Scientific accuracy
Interesting article at HMS Beagle on scientific accuracy in movies and TV—covers some of the same ground all such articles cover, but talks with (among others) a comparative anatomist who offers consulting services for people doing computer animation.
(You may have to register (for free) with BioMedNet to get to that page. I registered a while back, and the only mail I've received as a result is their regular "issue now live" mailing, which you can opt out of if you're less lazy than I am.)
HMS Beagle, btw, also carries original science fiction.
It's interesting: I don't tend to care about the precise accuracy of things I'm not familiar with, but I care a lot about it in areas I am familiar with. For Strange Horizons stories, I try hard to make them as scientifically plausible as possible. That article quotes a Michael Crichton piece in which Crichton says: "In a story like Jurassic Park, to complain of inaccuracy is downright weird. Nobody can make a dinosaur. Therefore, the story is a fantasy. How can accuracy have any meaning in a fantasy?" I think he's way off-base. All fiction is fictional by definition; what I want is not reality, but verisimilitude.

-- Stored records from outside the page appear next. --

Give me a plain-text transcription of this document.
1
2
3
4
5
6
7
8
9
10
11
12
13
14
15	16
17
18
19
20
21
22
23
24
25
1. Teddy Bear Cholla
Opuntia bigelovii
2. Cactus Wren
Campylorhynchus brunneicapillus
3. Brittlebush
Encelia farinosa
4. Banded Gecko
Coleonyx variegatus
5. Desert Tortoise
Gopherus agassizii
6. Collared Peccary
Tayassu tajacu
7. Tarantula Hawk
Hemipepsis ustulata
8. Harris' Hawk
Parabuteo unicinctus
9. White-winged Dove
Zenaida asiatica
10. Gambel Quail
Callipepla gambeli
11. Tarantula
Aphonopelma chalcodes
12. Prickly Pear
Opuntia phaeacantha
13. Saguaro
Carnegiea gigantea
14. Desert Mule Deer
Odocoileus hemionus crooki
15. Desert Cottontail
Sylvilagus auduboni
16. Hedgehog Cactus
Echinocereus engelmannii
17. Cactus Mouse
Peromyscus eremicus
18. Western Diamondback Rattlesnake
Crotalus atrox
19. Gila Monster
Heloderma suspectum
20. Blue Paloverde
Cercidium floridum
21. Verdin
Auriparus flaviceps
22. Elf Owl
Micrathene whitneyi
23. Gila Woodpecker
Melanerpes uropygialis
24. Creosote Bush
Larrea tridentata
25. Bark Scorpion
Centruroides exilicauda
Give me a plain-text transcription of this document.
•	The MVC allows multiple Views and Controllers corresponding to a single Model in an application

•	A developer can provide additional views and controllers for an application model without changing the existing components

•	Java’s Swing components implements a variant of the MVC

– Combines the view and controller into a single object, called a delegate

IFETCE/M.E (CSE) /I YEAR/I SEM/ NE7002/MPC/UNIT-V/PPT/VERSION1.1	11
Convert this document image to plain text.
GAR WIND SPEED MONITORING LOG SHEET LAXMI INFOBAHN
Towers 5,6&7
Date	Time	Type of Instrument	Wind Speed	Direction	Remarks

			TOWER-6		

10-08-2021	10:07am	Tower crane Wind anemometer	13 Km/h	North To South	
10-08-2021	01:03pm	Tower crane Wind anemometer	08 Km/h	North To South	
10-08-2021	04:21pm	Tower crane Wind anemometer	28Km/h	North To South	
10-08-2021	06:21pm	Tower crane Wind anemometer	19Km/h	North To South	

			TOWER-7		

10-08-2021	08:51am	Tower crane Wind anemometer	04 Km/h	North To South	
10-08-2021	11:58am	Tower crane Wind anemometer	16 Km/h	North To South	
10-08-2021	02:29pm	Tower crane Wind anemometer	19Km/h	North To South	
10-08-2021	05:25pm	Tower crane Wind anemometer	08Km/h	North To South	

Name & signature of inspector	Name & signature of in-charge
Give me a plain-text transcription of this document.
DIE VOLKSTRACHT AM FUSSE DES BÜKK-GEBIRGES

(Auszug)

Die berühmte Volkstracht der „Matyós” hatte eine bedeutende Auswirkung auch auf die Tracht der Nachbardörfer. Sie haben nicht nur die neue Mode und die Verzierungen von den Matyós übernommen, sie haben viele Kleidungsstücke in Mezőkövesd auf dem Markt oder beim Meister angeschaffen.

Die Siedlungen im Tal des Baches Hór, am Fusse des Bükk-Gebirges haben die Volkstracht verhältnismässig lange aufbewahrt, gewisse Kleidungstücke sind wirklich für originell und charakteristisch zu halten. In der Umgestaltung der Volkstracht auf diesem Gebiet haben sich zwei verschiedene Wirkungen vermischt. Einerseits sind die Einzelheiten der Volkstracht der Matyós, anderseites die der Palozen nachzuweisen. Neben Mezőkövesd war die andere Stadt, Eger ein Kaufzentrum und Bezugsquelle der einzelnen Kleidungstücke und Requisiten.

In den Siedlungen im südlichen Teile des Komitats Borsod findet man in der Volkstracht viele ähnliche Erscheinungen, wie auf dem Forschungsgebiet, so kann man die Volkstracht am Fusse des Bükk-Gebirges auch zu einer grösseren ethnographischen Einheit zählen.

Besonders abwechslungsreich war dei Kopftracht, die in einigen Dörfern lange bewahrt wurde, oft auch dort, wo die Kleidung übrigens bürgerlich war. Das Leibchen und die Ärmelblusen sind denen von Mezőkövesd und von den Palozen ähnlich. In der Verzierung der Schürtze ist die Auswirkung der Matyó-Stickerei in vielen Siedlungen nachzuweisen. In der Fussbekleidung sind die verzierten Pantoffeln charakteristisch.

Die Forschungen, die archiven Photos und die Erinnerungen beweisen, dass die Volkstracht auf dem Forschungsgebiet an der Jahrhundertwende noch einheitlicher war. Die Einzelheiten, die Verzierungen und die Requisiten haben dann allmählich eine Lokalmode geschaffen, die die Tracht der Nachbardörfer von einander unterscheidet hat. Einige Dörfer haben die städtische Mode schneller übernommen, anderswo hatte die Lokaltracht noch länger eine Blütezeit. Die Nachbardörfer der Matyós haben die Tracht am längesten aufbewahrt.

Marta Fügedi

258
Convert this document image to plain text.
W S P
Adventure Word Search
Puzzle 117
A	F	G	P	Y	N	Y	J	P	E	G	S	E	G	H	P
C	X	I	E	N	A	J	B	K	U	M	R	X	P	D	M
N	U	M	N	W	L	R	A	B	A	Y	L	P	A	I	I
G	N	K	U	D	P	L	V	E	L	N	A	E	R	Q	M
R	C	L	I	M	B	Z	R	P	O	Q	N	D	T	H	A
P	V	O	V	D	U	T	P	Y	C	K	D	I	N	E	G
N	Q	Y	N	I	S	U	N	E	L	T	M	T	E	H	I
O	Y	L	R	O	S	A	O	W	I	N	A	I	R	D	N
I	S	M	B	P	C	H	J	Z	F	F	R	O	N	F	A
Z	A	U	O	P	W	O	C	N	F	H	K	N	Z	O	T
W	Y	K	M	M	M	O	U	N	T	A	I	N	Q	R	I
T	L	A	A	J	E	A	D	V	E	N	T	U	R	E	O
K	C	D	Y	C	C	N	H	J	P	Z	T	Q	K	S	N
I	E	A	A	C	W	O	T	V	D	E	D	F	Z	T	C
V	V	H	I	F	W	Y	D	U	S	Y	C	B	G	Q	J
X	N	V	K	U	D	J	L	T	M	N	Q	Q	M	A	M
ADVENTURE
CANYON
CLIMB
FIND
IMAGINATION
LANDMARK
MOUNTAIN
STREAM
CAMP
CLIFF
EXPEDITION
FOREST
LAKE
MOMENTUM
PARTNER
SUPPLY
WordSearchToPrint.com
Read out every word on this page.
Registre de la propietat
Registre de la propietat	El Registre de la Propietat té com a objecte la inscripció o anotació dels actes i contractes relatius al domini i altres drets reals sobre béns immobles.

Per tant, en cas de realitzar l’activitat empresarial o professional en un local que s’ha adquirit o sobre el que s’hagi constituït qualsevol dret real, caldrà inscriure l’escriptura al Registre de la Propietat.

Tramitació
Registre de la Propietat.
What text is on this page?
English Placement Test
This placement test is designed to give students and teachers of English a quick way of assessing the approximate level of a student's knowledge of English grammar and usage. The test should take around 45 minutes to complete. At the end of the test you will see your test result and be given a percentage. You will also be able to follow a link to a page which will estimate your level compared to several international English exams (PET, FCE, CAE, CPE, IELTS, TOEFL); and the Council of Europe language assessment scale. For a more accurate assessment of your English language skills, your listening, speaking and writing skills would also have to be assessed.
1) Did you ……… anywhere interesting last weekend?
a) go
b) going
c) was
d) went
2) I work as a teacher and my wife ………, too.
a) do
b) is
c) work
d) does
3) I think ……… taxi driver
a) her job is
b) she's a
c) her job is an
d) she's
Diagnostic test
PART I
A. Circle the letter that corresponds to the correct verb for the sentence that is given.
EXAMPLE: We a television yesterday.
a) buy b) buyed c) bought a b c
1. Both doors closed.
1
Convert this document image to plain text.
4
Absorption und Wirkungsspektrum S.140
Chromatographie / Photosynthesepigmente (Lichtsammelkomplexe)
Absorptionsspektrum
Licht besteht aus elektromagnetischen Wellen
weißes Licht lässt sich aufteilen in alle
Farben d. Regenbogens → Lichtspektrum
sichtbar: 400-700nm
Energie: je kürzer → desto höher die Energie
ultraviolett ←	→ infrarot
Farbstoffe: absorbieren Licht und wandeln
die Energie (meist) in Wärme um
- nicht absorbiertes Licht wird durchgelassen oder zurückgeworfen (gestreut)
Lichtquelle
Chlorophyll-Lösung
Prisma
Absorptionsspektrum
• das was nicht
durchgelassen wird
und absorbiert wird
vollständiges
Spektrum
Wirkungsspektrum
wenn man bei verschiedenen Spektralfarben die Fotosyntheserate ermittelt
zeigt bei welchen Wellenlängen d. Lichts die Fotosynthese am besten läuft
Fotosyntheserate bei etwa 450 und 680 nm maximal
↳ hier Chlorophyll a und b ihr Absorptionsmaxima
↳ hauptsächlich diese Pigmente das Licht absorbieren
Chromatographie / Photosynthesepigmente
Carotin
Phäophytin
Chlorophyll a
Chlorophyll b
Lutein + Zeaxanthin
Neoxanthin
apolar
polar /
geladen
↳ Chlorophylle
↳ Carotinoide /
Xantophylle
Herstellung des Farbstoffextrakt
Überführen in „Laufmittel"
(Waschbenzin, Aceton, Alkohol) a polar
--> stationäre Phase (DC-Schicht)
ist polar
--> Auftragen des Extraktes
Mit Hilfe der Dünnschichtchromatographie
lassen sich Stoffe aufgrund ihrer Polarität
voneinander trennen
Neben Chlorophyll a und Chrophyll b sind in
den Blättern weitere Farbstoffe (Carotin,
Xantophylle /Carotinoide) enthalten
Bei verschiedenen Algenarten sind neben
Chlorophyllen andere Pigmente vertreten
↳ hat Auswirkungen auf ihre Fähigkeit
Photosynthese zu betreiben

There's a big difference for me between a story that doesn't contradict anything we know about science, a story clearly set in another universe that follows its own internally consistent scientific rules, and a story that appears to be set in our universe but relies heavily on violating known science.
I have no problem in some cases with vague hand-waving; I almost always prefer that to precise but nonsensical technobabble. "I fixed up the engines" is fine with me; "I reversed the polarity of the neutron flux" is ridiculous.
...I just found out that the use of that phrase on Star Trek is actually an in-joke reference to its use on Dr. Who. That makes it much more forgiveable. If you're ever in need of an explanation for a Star Trek phenomenon, btw, you might try some technobabble explanations.